An Unspeakable Betrayal: Selected Writings of Luis Buñuel by Luis BuñuelAlthough Luis Bunuel, one of the great filmmakers of the century, was notoriously reluctant to discuss his own work in public, he wrote--and wrote well--on many subjects over the years. This collection proceeds chronologically, from poetry and short stories written in Bunuel's youth in Spain to an essay written in 1980, not long before his death. Newly translated into English, the writings offer startling insights into the filmmaker's life and thought. The earliest pieces came well before Bunuel joined the Surrealist movement in Paris and created the landmark film Un chien andalou with Salvador Dali.

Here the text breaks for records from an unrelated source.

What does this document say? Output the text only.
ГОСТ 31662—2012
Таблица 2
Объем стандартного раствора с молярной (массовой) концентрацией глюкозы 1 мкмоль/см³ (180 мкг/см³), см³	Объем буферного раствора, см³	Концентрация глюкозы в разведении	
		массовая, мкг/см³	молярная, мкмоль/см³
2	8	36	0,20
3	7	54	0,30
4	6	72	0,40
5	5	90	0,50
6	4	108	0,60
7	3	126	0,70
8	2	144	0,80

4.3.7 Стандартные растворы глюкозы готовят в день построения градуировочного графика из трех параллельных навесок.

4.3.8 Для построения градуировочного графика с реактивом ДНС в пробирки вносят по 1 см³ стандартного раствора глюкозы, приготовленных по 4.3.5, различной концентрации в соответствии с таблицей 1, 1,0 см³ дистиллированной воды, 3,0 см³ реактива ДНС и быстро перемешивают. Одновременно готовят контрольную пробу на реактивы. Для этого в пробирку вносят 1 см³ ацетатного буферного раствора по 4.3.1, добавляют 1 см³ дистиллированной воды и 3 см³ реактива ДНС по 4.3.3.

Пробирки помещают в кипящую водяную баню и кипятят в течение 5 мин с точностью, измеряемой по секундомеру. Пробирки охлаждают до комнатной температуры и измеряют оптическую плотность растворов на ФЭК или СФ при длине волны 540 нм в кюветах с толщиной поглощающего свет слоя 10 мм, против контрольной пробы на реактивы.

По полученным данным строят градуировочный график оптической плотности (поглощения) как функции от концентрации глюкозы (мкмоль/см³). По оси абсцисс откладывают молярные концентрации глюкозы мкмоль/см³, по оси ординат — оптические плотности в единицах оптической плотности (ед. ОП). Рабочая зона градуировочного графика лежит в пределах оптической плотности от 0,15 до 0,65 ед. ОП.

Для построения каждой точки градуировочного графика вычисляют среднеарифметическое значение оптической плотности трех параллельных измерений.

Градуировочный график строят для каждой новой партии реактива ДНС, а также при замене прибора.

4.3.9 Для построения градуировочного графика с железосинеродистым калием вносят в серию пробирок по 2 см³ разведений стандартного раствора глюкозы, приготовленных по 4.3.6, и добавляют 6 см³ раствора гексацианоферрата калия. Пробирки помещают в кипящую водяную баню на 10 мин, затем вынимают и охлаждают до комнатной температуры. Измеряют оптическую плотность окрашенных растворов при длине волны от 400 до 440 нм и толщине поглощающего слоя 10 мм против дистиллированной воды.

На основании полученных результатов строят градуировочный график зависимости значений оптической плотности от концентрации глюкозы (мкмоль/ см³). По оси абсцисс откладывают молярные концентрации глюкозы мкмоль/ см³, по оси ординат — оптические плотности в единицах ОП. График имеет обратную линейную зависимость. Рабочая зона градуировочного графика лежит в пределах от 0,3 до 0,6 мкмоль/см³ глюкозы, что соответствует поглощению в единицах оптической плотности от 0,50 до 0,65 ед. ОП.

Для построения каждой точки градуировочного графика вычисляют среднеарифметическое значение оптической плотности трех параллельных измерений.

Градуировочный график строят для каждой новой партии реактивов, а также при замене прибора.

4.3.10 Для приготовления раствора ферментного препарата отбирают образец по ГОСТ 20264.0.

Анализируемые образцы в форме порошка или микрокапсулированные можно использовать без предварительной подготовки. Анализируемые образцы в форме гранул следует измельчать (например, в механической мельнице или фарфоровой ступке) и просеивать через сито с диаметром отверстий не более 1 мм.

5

Yet these and the early Surrealist writings reveal the inventiveness of the mind that would later create such masterpieces of cinema as L'Age d'or, Los olvidados, Viridiana, The Milky Way, The Discreet Charm of the Bourgeoisie, and That Obscure Object of Desire. Later writings, which include screenplays and reflections on his own and others' films, illuminate many aspects of Bunuel's career, as well as the ways of thinking and perceiving that underlie his unique cinematic style. The final essay by this extraordinary artist sums up his view of the world--still vibrant and full of contradictions--at the end of his life.